Encourage youths to abandon cattle theft

Thursday November 13 2014

It is imperative that a long-lasting solution to the spate of lawlessness and criminal activities in Baringo County, which have centred on cattle rustling and banditry, be found.

The old culture of livestock theft among the pastoralist communities may be an excuse for the never-ending blood-letting, but underneath this lies modern crime that law enforcers seen to have taken for granted.

The ongoing security operation to disarm and recover illegal firearms is a short-term measure and celebration of its success will likely be for a short time.

If anything, it is turning out to further punishment for innocent women and children, in addition to the resultant harm to their businesses.

The latest security operation was prompted by the recent cold-blooded attack on law enforcement officers and civilians by marauding bandits, who also stole their guns.

This was a wake-up call to the security agencies and peace-loving residents to take the question of insecurity more seriously.
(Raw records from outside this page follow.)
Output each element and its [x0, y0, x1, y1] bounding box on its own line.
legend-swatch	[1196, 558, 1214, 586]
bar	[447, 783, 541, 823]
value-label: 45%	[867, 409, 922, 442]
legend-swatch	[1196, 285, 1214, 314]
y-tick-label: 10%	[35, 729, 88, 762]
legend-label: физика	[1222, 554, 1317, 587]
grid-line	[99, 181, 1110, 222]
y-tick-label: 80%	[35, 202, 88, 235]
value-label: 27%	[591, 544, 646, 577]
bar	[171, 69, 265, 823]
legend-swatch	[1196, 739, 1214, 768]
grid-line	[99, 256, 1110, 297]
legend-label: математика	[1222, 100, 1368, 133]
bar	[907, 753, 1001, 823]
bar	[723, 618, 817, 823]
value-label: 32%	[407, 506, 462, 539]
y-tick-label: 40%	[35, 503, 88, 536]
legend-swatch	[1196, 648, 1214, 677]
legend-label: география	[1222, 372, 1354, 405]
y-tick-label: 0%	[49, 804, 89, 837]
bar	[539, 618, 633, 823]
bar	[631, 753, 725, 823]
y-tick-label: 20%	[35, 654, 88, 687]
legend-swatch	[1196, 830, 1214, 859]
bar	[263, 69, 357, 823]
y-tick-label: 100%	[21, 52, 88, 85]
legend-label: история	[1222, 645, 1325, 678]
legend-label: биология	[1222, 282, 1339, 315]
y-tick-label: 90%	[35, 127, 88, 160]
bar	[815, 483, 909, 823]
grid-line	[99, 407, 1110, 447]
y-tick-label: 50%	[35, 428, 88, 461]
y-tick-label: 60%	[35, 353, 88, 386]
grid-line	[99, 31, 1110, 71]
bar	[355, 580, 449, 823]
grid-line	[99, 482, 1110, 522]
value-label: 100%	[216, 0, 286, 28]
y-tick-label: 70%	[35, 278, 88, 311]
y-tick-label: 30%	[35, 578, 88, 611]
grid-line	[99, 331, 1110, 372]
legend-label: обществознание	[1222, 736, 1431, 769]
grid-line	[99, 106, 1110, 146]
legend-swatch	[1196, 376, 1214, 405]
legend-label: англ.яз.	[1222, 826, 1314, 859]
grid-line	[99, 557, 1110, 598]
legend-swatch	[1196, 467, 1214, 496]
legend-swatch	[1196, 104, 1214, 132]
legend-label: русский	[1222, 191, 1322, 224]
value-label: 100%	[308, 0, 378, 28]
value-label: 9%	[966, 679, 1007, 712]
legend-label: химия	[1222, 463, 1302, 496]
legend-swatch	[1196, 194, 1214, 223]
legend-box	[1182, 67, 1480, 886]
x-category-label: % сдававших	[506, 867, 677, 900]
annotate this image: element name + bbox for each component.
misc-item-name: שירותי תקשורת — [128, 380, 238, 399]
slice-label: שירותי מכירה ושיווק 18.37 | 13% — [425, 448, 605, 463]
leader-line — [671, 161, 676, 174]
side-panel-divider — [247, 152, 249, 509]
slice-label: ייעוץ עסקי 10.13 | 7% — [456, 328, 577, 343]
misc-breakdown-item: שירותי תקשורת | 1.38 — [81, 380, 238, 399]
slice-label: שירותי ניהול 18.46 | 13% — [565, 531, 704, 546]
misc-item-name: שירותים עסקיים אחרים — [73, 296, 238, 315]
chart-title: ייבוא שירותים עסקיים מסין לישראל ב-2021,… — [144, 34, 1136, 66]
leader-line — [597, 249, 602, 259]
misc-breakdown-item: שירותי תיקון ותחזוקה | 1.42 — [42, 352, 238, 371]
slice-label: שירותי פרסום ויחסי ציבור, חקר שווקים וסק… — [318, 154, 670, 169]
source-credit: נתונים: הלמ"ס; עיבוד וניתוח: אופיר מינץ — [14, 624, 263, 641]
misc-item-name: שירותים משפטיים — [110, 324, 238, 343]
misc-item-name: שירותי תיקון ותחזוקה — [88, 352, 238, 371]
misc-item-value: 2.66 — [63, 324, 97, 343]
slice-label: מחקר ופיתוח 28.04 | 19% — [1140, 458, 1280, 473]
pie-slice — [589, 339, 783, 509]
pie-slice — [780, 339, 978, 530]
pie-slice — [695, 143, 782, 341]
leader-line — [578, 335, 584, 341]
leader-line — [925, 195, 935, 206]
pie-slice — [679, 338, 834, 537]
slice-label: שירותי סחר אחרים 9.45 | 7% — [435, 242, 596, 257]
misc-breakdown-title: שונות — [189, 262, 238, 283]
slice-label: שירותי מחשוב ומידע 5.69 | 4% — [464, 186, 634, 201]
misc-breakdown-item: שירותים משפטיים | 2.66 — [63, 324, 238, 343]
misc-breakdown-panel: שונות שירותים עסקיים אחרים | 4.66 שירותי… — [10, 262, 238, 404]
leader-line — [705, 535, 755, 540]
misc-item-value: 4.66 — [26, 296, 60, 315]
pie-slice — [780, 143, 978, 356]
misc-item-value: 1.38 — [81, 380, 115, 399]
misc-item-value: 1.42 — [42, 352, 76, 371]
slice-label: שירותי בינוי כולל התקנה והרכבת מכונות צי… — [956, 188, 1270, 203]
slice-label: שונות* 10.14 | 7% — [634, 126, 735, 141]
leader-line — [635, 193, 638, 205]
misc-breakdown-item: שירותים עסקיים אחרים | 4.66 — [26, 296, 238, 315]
The argument commonly bandied around that the conflict is about resources could not be farther from the truth.

These are deliberate actions that the perpetrators employ in an effort to lend credence to the misleading supposition that the heinous crimes they commit are age-old habits that have refused to die.

The factors that have been blamed for the conflicts in the North Rift have not changed in decades, yet there is no solution in sight.

While I agree that the pastoralist communities have been marginalised by successive regimes and that little effort has been made to change their lives, this should not be an excuse for youths to engage in banditry at the expense of education and other noble socio-economic development pursuits.

The lawlessness is affecting the image and economy of the pastoralists and their neighbours in Samburu, Turkana, and Baringo.

Leaders from the affected counties need to embrace peaceful coexistence and encourage the youths to participate in development programmes so that they are able to secure their future and that of the county.

The church and other opinion leaders have a responsibility to demand that young people in the area be held accountable for their actions. Pastoralists can be encouraged to get involved in modern trade.

With proper infrastructure and a conducive environment, the youths can be motivated to abandon criminal activities.

They can be integrated into programmes to keep them busy and away from cattle rustling and banditry.

Such programmes can get support from the local and national governments as well as non-governmental organisations.

Unless this is done, the effects of insecurity, runaway unemployment, and other socio-economic ills will have serious ramifications for the pastoralist communities and society, in general.

The situation needs to be contained now so as to revive investor confidence in the affected counties and foster development.

Ms Chesiyna is the chairperson, the Foundation of Women’s Rights, Nakuru and Baringo chapters.